Indeed, in his original formulation of these and related coefficients, Sewall Wright did not invoke probabilities or identity by descent at all. For relatedness he talked about the correlation between individuals' allelic states (this requires assigning numbers to alleles, e.g. $A=1$ and $a=0$). Note that correlation coefficients can be negative. The "probability of IBD" interpretation was introduced by Malécot; it's made it into population genetics textbooks mostly just because it's easier to teach (despite the seemingly paradoxical subjectivity of reference number of generations, and the inconsistency with the possibility of negative relatedness).

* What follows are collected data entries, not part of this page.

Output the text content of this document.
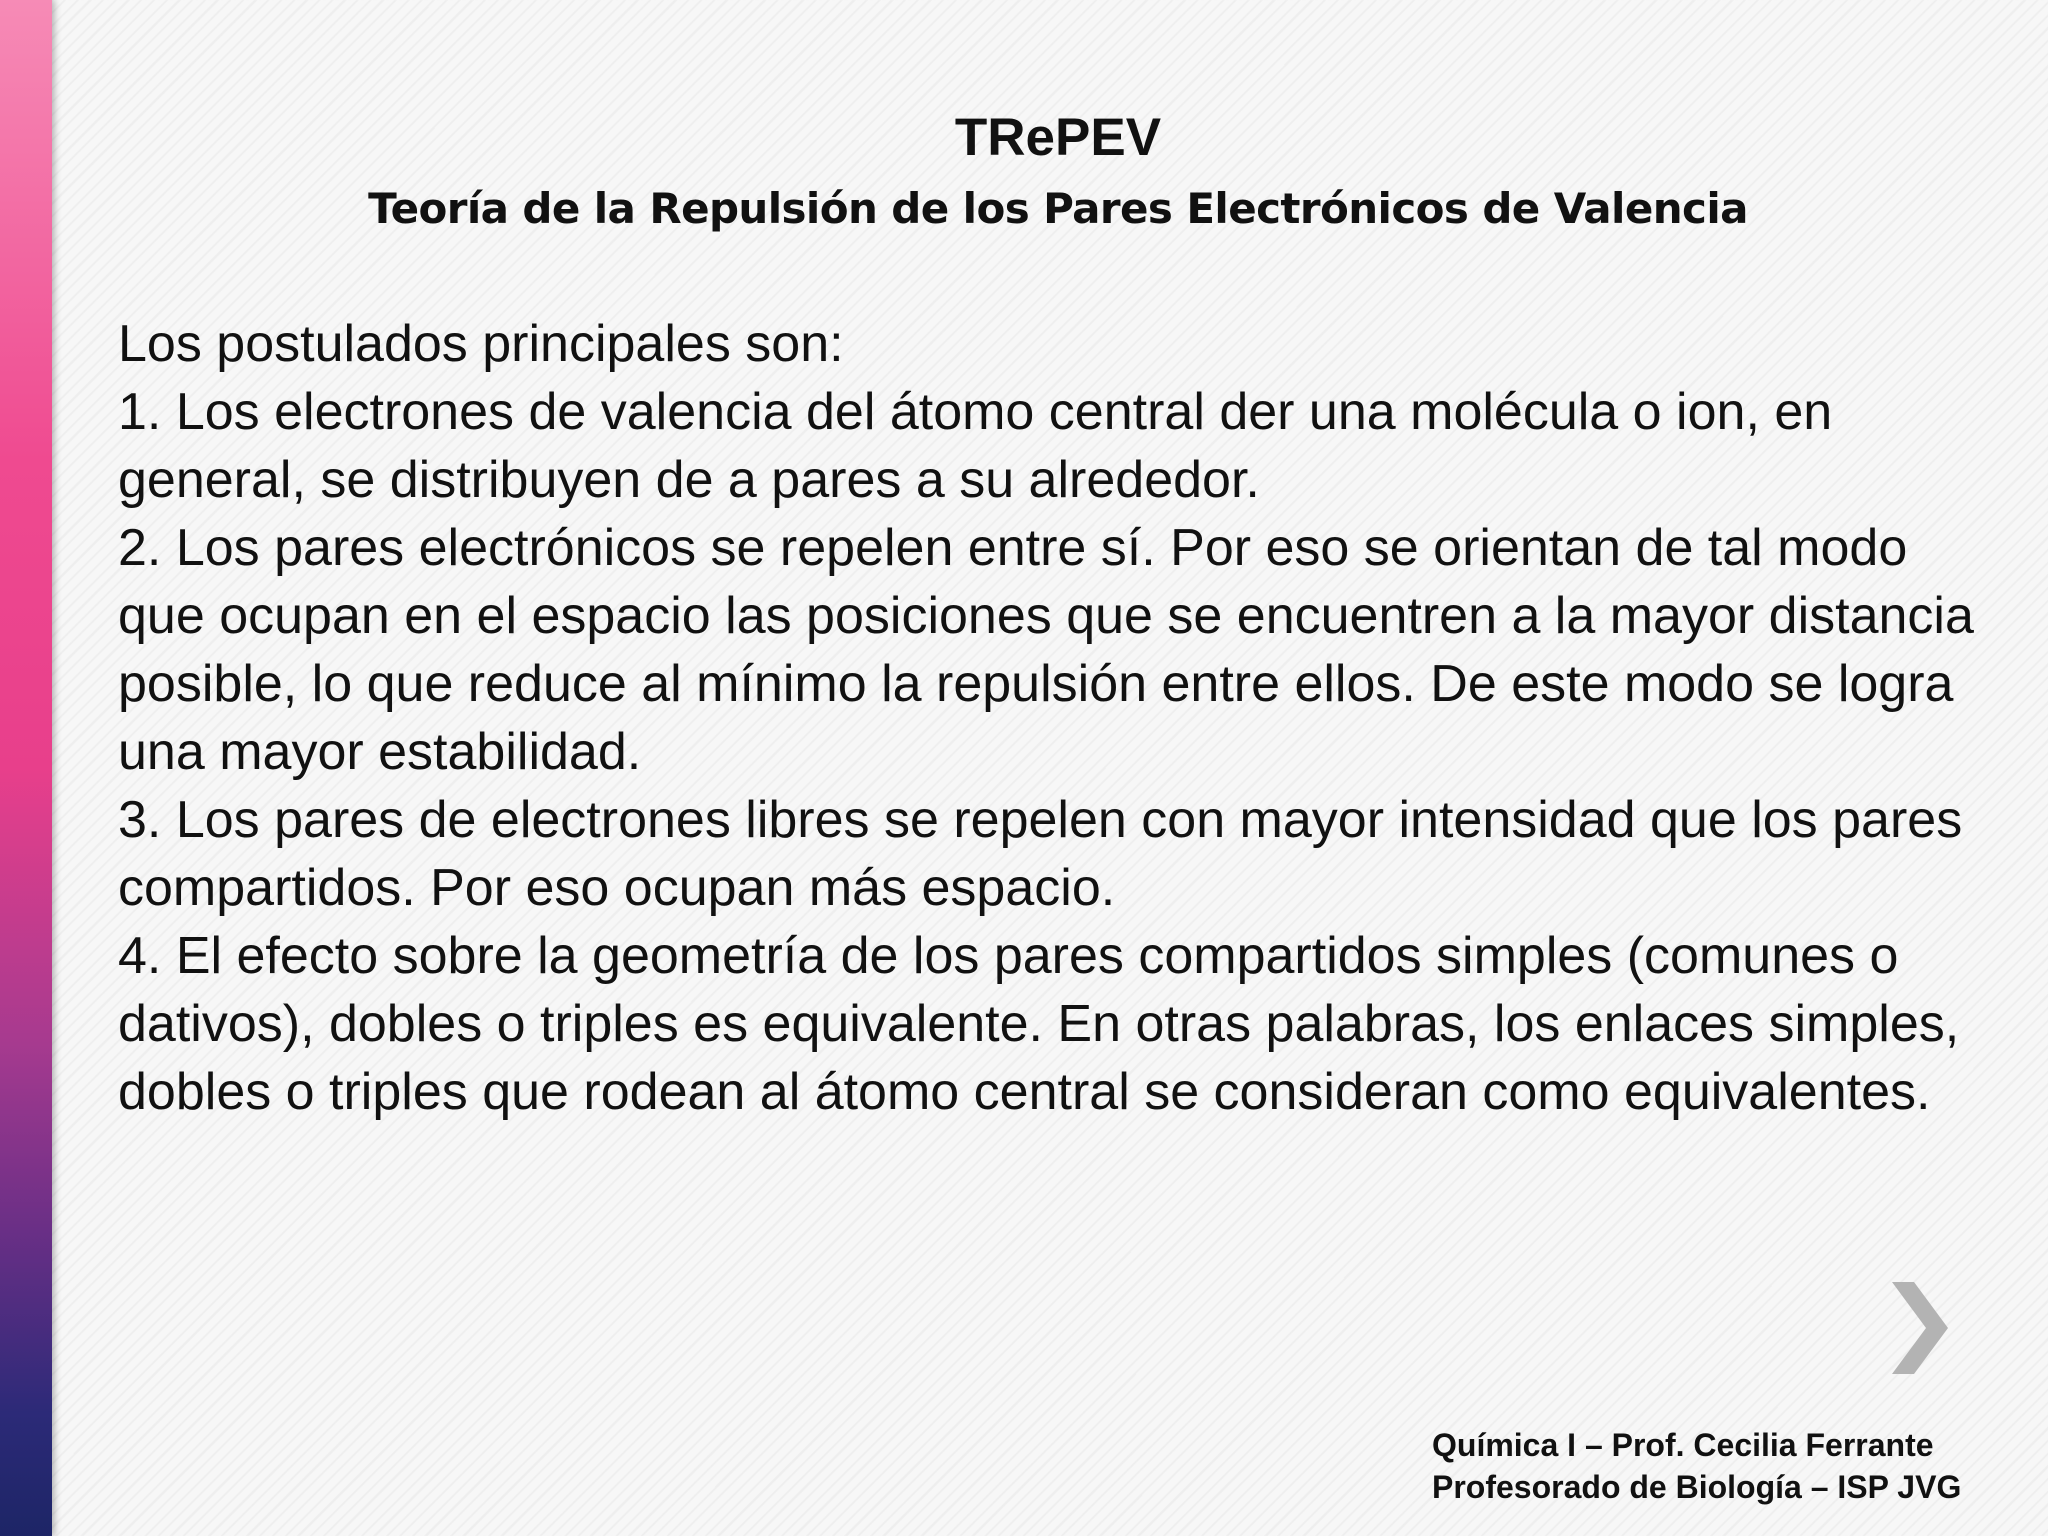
TRePEV
Teoría de la Repulsión de los Pares Electrónicos de Valencia

Los postulados principales son:

1. Los electrones de valencia del átomo central der una molécula o ion, en general, se distribuyen de a pares a su alrededor.

2. Los pares electrónicos se repelen entre sí. Por eso se orientan de tal modo que ocupan en el espacio las posiciones que se encuentren a la mayor distancia posible, lo que reduce al mínimo la repulsión entre ellos. De este modo se logra una mayor estabilidad.

3. Los pares de electrones libres se repelen con mayor intensidad que los pares compartidos. Por eso ocupan más espacio.

4. El efecto sobre la geometría de los pares compartidos simples (comunes o dativos), dobles o triples es equivalente. En otras palabras, los enlaces simples, dobles o triples que rodean al átomo central se consideran como equivalentes.

Química I – Prof. Cecilia Ferrante
Profesorado de Biología – ISP JVG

Wright's explanation of the inbreeding coefficient is more intuitive: he points out that the most important effect of inbreeding is reduction in heterozygosity. Consider a randomly mating population: an individual randomly chosen from it, will have a certain fraction of its loci heterozygous. But an inbred individual will have fewer loci heterozygous (more loci homozygous). Malécot interpreted that excess homozygosity as being "due to coancestry [since a subjectively chosen reference generation]", but we can ignore that conceptual baggage, and just talk about the excess homozygosity (deficiency in heterozygosity) itself. Thus a better definition of the inbreeding coefficient is
$F = \frac{H_e - H}{H_e}$
where $H_e$ is the heterozygosity you would expect of the offspring of a random mating given the population's allele frequencies, and $H$ is the inbred individual's actual heterozygosity. A good presentation of this interpretation appears in Hartl's Primer of Population Genetics.
Note that this definition, unlike the probability definition (but like the correlation definition of relatedness) can be negative: outbred individuals have less homozygosity (more heterozygosity) than expected under random mating.